The character used to quote fields in CSV files.

required
from_encoding str

The encoding of the source file.

required
to_mode str

The write disposition for the load job (e.g., 'overwrite', 'WRITE_APPEND').

required
to_schema list

The schema for the destination table. If None, autodetect is used.

required
to_time_partitioning dict

Configuration for time-based partitioning.

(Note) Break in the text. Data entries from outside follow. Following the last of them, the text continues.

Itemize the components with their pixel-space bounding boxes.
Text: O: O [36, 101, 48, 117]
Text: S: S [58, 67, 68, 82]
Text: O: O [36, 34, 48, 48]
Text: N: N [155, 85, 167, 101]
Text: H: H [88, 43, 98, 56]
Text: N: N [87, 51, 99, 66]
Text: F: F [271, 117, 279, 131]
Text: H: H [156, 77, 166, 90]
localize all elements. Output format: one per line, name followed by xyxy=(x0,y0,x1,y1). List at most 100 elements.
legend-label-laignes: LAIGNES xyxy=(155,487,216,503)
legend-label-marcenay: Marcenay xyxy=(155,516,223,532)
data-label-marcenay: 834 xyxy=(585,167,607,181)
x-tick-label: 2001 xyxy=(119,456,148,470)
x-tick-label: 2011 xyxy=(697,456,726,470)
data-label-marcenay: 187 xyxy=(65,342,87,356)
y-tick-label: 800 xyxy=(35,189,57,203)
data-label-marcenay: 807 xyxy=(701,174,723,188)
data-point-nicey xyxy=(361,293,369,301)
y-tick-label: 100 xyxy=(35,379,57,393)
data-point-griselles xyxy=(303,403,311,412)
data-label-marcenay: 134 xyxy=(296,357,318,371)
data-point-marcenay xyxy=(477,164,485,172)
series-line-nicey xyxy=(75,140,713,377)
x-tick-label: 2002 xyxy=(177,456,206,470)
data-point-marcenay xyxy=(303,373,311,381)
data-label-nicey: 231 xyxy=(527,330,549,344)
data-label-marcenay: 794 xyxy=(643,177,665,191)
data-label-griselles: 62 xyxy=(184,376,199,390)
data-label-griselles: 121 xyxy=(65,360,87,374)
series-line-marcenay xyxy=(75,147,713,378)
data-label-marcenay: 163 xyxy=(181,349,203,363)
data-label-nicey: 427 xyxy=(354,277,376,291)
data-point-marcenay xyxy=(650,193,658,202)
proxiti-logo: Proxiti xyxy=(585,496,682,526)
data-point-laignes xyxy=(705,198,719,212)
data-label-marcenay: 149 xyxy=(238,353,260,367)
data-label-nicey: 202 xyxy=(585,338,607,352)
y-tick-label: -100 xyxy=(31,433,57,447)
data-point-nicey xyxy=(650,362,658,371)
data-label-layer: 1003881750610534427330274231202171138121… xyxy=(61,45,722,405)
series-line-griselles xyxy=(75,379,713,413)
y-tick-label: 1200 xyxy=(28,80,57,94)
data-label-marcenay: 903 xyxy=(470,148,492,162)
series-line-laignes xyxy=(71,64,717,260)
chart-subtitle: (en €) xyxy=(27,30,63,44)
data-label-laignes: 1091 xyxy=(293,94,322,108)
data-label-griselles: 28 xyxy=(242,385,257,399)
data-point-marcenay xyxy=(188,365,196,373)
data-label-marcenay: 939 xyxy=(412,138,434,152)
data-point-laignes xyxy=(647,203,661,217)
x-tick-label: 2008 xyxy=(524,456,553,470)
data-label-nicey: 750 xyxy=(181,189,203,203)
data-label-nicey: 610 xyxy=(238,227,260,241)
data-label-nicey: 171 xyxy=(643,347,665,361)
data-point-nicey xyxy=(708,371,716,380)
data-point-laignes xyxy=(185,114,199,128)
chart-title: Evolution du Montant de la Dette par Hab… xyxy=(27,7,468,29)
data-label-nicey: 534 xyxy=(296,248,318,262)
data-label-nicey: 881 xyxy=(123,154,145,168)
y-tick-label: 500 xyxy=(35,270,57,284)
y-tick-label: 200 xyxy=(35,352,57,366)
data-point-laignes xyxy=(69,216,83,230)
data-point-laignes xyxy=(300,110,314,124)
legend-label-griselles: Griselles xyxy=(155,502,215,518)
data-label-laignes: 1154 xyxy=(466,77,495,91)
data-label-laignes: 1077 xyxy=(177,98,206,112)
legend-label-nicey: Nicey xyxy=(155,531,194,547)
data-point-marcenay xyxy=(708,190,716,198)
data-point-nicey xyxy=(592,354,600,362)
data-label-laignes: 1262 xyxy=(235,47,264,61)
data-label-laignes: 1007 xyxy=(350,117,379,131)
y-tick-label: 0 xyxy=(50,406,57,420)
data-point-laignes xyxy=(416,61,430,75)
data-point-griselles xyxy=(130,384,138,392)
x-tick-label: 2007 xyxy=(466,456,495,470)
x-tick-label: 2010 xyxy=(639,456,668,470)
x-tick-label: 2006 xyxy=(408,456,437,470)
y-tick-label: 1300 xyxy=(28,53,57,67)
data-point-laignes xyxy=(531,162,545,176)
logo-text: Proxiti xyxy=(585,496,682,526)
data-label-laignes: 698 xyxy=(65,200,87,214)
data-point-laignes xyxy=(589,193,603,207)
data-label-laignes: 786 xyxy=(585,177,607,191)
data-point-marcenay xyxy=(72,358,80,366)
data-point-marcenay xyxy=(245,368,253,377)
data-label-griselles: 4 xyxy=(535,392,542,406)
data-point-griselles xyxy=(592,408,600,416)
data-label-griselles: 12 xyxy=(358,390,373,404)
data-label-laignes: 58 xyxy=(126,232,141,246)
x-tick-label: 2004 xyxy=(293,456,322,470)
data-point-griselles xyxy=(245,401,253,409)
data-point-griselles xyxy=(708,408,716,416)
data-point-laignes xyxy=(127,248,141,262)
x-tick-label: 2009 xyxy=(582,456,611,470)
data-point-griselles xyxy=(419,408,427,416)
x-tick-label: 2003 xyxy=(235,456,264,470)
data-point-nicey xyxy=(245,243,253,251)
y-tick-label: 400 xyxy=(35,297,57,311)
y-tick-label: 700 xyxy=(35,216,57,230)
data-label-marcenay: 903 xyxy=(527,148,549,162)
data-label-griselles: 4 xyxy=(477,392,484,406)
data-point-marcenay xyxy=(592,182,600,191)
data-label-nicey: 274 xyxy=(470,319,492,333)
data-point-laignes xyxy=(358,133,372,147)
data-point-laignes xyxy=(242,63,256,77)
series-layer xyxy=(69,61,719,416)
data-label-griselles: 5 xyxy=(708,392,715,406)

Should include 'type' and 'field'.

required

Returns:

Type Description

google.cloud.bigquery.job.LoadJobConfig: The configured load job object.

Raises:

Type Description
Exception

If the file format is not supported.

update_table_schema(bq_table, rows)

Updates the schema of a BigQuery table if new columns are present in the rows.

Parameters:

Name Type Description Default
bq_table Table

The BigQuery table object.

required
rows list

A list of dictionaries representing the rows to be inserted.

required

Returns:

Type Description

google.cloud.bigquery.table.Table: The updated BigQuery table object.

write(project, dataset, table, schema, partition_column, rows)

Writes rows to a BigQuery table.

This method ensures the dataset and table exist, updates the table schema if necessary, and then inserts the rows.

Parameters:

Name Type Description Default
project str

The Google Cloud project ID.

required
dataset str

The BigQuery dataset ID.

required
table str

The BigQuery table ID.

required
schema list

A list of dictionaries representing the table schema.

required
partition_column str

The name of the column for time-based partitioning.

required
rows list

A list of dictionaries representing the rows to insert.

required

Raises:

Type Description
Exception

If there are errors during the insertion process.